Discussion is already well under way within Canadian ruling circles about further military interventions. Last month, in the wake of talks with his NATO counterparts, Defence Minister Harjit Sajjan indicated that Canada is considering involvement in a new military mission in Libya. The country was plunged into chaos following NATO’s air war in 2011 that toppled the Gaddafi regime. Recent reports have revealed that US and French Special Forces are already operating in Libya, one of Africa’s principal oil producers, under the pretext of combatting the Islamic State.

Yesterday, the Montreal daily Le Devoir reported that Ottawa is considering deploying up to 2,000 army and police personnel to Haiti and assuming the leadership of the UN “peacekeeping” force that has occupied that country since the US, with Canada’s military support, ousted the country’s elected president, Jean-Bertrand Aristide, in 2004.

Canada has longstanding economic and geo-political interests in Haiti and the broader Caribbean. Recently Canada “helped” Haiti “modernize” its mining code—that is, make it more amenable to Canada’s mining companies.

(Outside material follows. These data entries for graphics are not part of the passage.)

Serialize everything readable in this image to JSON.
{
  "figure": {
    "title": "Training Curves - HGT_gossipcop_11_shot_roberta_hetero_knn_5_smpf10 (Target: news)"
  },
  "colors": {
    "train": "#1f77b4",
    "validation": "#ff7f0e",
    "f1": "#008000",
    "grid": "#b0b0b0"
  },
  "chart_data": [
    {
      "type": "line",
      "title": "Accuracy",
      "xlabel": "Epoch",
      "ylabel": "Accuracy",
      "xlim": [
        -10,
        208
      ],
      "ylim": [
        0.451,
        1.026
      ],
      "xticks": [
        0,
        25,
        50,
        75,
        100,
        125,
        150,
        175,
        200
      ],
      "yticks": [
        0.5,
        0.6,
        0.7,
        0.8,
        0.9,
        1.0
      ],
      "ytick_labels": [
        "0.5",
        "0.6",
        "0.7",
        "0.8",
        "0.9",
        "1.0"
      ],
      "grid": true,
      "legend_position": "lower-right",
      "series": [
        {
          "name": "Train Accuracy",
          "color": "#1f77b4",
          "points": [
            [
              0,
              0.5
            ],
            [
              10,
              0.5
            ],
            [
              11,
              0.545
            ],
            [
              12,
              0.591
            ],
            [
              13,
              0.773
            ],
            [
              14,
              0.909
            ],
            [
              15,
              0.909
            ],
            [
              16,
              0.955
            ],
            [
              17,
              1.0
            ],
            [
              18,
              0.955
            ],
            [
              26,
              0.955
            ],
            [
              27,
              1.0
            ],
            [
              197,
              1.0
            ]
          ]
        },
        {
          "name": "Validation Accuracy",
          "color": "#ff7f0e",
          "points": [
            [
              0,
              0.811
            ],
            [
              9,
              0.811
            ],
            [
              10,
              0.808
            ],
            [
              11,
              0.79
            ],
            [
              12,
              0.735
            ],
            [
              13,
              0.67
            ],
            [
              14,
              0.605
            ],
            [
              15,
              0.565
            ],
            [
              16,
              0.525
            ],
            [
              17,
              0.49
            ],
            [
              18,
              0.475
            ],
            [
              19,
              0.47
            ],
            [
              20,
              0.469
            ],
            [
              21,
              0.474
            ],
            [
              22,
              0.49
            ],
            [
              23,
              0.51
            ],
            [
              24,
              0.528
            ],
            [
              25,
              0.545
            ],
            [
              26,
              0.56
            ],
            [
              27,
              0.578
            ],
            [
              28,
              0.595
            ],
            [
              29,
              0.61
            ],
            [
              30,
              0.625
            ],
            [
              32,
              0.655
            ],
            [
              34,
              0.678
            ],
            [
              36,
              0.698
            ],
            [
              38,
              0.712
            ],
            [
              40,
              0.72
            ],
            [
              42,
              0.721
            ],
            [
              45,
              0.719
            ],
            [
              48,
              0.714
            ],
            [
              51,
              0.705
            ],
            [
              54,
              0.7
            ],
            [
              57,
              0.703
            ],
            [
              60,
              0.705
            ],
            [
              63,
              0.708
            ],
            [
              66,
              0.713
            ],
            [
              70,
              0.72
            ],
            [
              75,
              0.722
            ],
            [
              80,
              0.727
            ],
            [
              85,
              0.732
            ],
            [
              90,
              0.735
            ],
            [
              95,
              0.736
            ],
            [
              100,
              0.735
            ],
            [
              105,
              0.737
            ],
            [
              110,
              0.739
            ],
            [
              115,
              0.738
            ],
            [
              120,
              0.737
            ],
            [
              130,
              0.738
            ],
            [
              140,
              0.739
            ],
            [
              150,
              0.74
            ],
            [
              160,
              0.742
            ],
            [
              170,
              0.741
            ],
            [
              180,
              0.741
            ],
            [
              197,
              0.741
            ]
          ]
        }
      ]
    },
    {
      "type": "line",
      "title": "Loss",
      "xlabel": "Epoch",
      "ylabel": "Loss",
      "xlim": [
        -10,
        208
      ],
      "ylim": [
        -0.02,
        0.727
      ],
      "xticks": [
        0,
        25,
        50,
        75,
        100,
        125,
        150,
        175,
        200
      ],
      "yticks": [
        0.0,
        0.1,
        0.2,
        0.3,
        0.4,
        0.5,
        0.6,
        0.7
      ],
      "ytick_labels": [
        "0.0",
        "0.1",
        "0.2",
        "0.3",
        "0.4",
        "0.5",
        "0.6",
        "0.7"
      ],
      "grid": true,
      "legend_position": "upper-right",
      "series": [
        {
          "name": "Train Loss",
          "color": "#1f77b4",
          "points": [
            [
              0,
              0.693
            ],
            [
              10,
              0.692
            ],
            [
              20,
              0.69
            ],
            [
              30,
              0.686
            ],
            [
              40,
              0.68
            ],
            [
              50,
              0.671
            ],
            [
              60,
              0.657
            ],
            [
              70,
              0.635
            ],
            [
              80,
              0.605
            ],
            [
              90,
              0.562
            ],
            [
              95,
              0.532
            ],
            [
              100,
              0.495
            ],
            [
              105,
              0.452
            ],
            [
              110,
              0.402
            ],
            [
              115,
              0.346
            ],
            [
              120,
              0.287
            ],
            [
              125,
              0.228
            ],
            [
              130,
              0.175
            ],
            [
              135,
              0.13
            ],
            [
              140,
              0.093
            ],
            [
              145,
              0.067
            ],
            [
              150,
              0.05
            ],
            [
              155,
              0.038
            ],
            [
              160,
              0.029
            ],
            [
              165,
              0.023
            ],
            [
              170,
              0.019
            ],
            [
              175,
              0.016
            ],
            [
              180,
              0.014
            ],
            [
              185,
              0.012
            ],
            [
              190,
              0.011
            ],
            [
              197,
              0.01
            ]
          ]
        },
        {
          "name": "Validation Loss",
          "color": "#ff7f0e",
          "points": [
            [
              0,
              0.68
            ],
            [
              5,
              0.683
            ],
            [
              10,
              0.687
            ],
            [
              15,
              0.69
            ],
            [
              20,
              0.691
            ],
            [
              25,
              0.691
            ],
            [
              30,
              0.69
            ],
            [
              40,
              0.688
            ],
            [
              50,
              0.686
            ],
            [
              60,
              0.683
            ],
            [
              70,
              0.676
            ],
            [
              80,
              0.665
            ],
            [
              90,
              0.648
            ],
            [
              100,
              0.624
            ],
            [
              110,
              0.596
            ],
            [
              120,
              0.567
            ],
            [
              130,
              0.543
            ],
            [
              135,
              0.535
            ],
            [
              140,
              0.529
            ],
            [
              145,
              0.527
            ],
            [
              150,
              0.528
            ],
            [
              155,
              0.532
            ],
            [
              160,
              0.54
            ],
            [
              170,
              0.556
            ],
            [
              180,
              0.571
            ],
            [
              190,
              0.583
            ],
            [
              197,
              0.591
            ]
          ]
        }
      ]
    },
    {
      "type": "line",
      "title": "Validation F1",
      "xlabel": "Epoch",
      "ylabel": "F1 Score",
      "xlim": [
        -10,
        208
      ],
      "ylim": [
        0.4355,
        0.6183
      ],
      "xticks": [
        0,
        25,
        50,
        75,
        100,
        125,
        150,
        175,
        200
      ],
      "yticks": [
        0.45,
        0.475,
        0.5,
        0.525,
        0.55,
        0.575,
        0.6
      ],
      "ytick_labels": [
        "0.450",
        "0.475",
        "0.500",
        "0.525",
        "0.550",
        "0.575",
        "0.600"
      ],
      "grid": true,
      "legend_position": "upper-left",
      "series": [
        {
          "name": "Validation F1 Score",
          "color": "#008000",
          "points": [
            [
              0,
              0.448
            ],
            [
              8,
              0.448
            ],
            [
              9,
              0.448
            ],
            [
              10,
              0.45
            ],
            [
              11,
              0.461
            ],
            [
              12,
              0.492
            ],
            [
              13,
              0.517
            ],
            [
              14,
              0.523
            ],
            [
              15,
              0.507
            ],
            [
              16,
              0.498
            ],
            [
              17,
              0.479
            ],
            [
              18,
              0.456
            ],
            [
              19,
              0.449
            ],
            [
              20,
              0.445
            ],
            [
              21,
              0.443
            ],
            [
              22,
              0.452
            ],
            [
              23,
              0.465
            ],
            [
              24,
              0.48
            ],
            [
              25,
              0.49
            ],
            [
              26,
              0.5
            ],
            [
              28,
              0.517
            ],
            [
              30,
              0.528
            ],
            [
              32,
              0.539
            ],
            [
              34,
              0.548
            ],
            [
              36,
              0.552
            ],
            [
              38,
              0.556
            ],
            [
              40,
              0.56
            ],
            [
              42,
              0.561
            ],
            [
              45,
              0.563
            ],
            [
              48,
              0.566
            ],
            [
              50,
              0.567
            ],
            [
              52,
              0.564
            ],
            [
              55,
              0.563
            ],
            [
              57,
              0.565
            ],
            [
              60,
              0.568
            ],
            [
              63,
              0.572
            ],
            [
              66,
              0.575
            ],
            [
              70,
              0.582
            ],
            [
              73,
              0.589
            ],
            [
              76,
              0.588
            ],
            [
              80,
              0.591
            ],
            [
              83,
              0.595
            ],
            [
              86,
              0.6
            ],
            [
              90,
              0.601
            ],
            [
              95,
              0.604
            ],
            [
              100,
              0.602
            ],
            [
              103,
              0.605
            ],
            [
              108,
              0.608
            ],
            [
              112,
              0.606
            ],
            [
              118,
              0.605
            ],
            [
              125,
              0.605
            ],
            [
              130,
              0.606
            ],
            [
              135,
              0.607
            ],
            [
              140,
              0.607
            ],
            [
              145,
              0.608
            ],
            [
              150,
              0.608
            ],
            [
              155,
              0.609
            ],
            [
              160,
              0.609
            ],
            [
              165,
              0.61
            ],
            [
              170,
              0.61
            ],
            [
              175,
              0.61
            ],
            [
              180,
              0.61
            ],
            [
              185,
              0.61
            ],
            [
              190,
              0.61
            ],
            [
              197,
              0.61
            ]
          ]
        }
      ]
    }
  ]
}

There are also growing calls from Canada’s national-security establishment and corporate media for the government to substantially hike military spending. The Liberals have promised a comprehensive defence review by the end of 2016, prompting numerous journalists and think tanks to declare that more resources need to be deployed in asserting Canadian strategic interests around the globe. Some of the most significant proposals already being raised are an expansion of the military’s presence the Arctic, joining the US ballistic missile defence shield and increasing annual military spending to 2 percent of GDP.

Following his appearance in parliament Monday, Vance weighed into the debate, supporting calls for the purchase of weaponized drones for Canada’s military. Referring to conflicts like those in Iraq, he declared that there is little point in purchasing such vehicles if they cannot fire weapons.

The media has continued to be critical of the Liberals’ new Mideast war plan, focusing above all on Trudeau’s supposed failure to provide a rationale for the withdrawal of the fighter jets.

None of the parties that voted against the Liberals’ motion to expand Canada’s role in the Mideast war have any disagreement with the Canadian elite’s aggressive, militarist agenda. The Conservatives voted against the motion based on the demagogic and bellicose claim that the withdrawal of the CF-18 fighter jets means Canada is shirking its duty to lead the “war on terrorism.”

The Conservatives’ claims were echoed by the pro-Quebec-independence Bloc Quebecois (BQ). During last year’s election campaign, the BQ joined with the Conservatives in attacking the New Democratic Party (NDP) for being “soft” on terrorism and whipping up a reactionary chauvinist campaign over Muslim women wearing the niqab at citizenship ceremonies.

The social-democratic NDP took the government to task for its lack of clarity on whether the new plan is for a “combat” mission and when it will end. Party leader Thomas Mulcair insisted that the NDP is fully behind Canada remaining part of the US-led war coalition, but argued it should focus on providing “humanitarian” support. This exemplifies the lack of any principled opposition within the NDP to Canadian imperialist operations in the Middle East and around the world.

The NDP in fact voted in favour of the 2011 NATO-led bombardment of Libya, promoting the lie that it was aimed at providing “humanitarian” assistance to the population. As part of its openly right-wing, Harper-lite election campaign last fall, the NDP also vowed to increase military spending and equip Canada’s armed forces with better weapons so as to enable them to intervene more actively around the globe.